Harmattan Poetry Contest winner Aisha Nelson answered a few questions on writing for Akwantuo’s occasional Q&A series. If you’re a writer interested in taking part in the series, get in touch through Facebook or email akwantuo @ gmail.com.
Q: When did you begin writing poetry?
I may never be able to tell exactly when I started writing, but I do remember that I started collecting bits and pieces of what will be the beginning of my writing – not just poetry – while still in Junior High School.

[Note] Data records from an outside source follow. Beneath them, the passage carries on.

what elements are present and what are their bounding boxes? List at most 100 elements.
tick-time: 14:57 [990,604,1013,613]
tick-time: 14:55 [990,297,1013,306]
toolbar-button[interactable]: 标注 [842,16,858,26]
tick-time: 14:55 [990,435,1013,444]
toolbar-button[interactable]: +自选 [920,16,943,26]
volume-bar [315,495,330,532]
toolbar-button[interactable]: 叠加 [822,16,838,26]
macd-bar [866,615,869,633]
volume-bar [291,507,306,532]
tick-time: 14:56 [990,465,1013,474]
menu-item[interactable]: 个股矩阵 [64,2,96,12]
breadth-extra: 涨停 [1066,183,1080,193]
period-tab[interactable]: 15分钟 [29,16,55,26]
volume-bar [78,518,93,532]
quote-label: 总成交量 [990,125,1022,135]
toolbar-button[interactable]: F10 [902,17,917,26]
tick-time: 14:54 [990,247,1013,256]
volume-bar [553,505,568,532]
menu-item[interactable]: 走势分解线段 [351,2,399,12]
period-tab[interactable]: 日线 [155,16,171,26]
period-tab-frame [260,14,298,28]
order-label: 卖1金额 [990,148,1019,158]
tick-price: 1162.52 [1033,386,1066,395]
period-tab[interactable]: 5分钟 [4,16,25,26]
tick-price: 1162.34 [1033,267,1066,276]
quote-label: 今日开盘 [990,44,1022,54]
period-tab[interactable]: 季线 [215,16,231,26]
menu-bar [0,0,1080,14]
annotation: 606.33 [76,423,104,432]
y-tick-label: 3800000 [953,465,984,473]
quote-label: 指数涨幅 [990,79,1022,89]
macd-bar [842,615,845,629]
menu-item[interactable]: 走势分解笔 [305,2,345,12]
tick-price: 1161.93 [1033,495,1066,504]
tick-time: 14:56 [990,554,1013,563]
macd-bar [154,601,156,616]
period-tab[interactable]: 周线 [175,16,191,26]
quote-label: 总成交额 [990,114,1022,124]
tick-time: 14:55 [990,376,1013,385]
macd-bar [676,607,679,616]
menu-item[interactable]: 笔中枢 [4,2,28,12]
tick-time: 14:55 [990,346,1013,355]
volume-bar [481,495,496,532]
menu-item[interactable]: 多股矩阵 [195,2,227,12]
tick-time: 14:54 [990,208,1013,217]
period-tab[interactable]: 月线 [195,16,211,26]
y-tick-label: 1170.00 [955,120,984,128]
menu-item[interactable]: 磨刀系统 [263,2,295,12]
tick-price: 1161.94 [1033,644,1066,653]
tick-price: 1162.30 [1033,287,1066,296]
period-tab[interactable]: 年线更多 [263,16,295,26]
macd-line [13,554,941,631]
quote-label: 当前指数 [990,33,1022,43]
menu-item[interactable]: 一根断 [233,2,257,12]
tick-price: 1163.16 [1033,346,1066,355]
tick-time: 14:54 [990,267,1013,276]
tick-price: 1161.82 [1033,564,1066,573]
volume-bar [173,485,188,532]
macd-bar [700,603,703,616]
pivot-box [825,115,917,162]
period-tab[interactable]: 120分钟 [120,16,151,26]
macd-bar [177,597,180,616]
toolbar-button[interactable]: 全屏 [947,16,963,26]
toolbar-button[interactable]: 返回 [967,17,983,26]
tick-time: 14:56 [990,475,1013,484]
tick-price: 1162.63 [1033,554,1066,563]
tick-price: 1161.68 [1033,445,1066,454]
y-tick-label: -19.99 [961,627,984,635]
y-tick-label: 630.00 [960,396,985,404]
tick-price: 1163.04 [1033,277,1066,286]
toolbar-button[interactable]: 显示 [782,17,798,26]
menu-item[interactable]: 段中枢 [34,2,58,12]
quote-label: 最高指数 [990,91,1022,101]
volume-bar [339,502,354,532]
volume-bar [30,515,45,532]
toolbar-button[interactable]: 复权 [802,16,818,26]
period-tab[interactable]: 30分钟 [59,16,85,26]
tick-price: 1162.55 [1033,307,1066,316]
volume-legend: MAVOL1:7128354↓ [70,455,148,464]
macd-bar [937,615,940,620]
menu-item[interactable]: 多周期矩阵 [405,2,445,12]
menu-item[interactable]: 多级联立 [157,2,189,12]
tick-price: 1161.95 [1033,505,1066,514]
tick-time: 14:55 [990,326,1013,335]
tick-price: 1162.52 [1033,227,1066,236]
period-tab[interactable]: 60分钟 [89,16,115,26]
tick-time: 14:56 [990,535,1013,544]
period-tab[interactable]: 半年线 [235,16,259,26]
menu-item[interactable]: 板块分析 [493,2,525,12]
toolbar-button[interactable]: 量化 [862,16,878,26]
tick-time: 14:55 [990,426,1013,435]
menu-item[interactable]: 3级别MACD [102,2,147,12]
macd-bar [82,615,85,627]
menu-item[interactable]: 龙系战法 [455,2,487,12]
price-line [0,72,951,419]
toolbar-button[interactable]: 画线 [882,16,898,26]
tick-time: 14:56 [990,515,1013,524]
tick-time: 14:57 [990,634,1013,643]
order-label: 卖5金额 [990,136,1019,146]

It began with a slam book-of-sorts which I meant to give to my friends when they came visiting – not that I am that much of a people-person. It contained randoms like quotes, sketches, anecdotes, and thoughts, most of which insisted on emerging as poems. I found myself hooked, and my writings continued to grow long after the book was filled up.
Q: What motivated you?
In time, I found that writing is at once the means and the outlet of the meanings and re-creations of my beliefs, thoughts, observations, experiences and environment. Sometimes, many times, it is one of very few things that keep me sane and breathing.

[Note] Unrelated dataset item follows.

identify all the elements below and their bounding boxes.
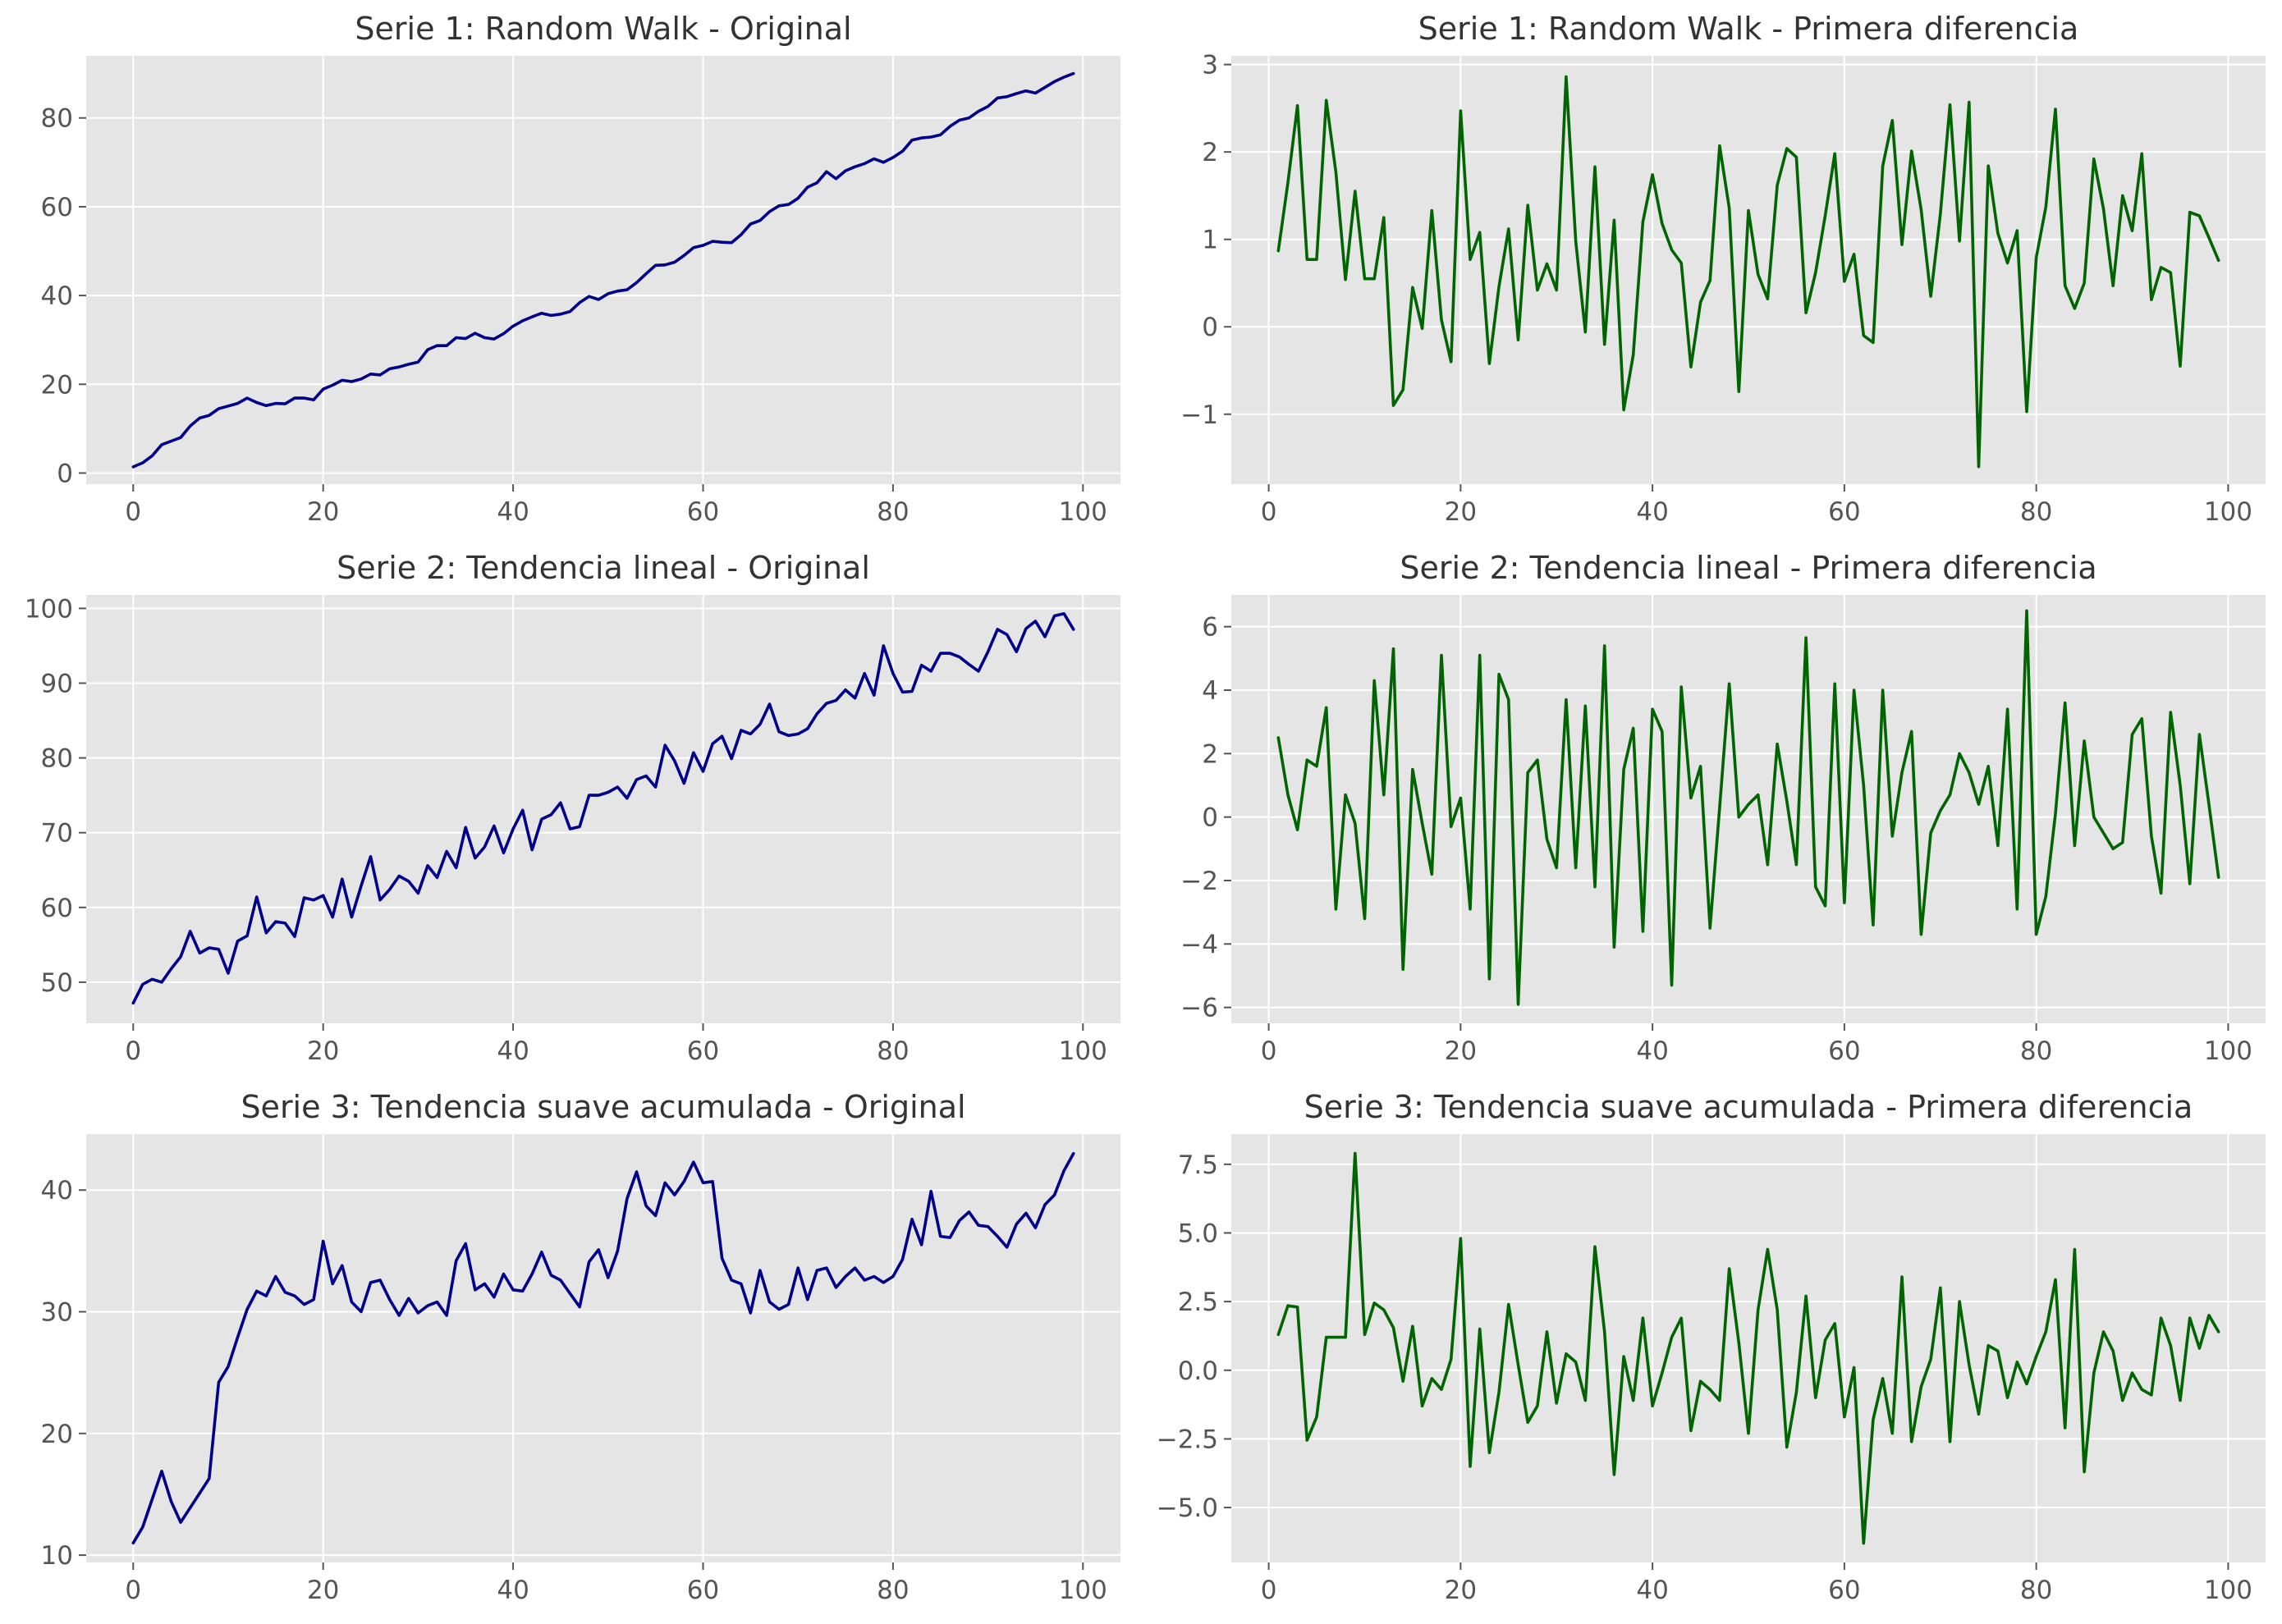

Q: What themes do you write about and why?
Even when I mean to write a piece born out of the specific or personal, I find that I am drawn to themes that are universal – of the human condition and potential; of this and other worlds; of whatever goes in the name of life, of making meaning of it, living it and that ‘It happens!’. This thing called life.
Its scope. Vicissitudes. More. That it is both a teacher and the lesson to anyone who would learn from it. I like to get lost exploring it. I like to be a student of life, including in my writing.
Q: Do you write in other genres? If so, which ones?
I’ve written a number of plays, most of which I also directed and two of which I had to adapt. I’ve written more prose – of varying genres and lengths. Many of them are short stories and memoirs. Poetry comes to me much more often.
Q: What do you think needs to be done to encourage young writers in Ghana?
Many of the things that young writers in Ghana need are institutional and industrial structures that not only nurture, but promote and support the craft. I’m happy, however, that many of these writers are making things happen, taking initiatives to help themselves – whatever that means – and are also pushing the boundaries of writing in and from Ghana, now and for years to come. When and if they come, the structures and support will never hurt but in the meanwhile, these writers are doing much more than just ‘encouraging’ their own selves.
Q: You were the only woman who entered the contest. Do you think women are discouraged from writing in any way?
Not that I know of. This could be sheer coincidence. Or it can as well be that a good number of writers who are women are inclined to writing in other mediums and or genres.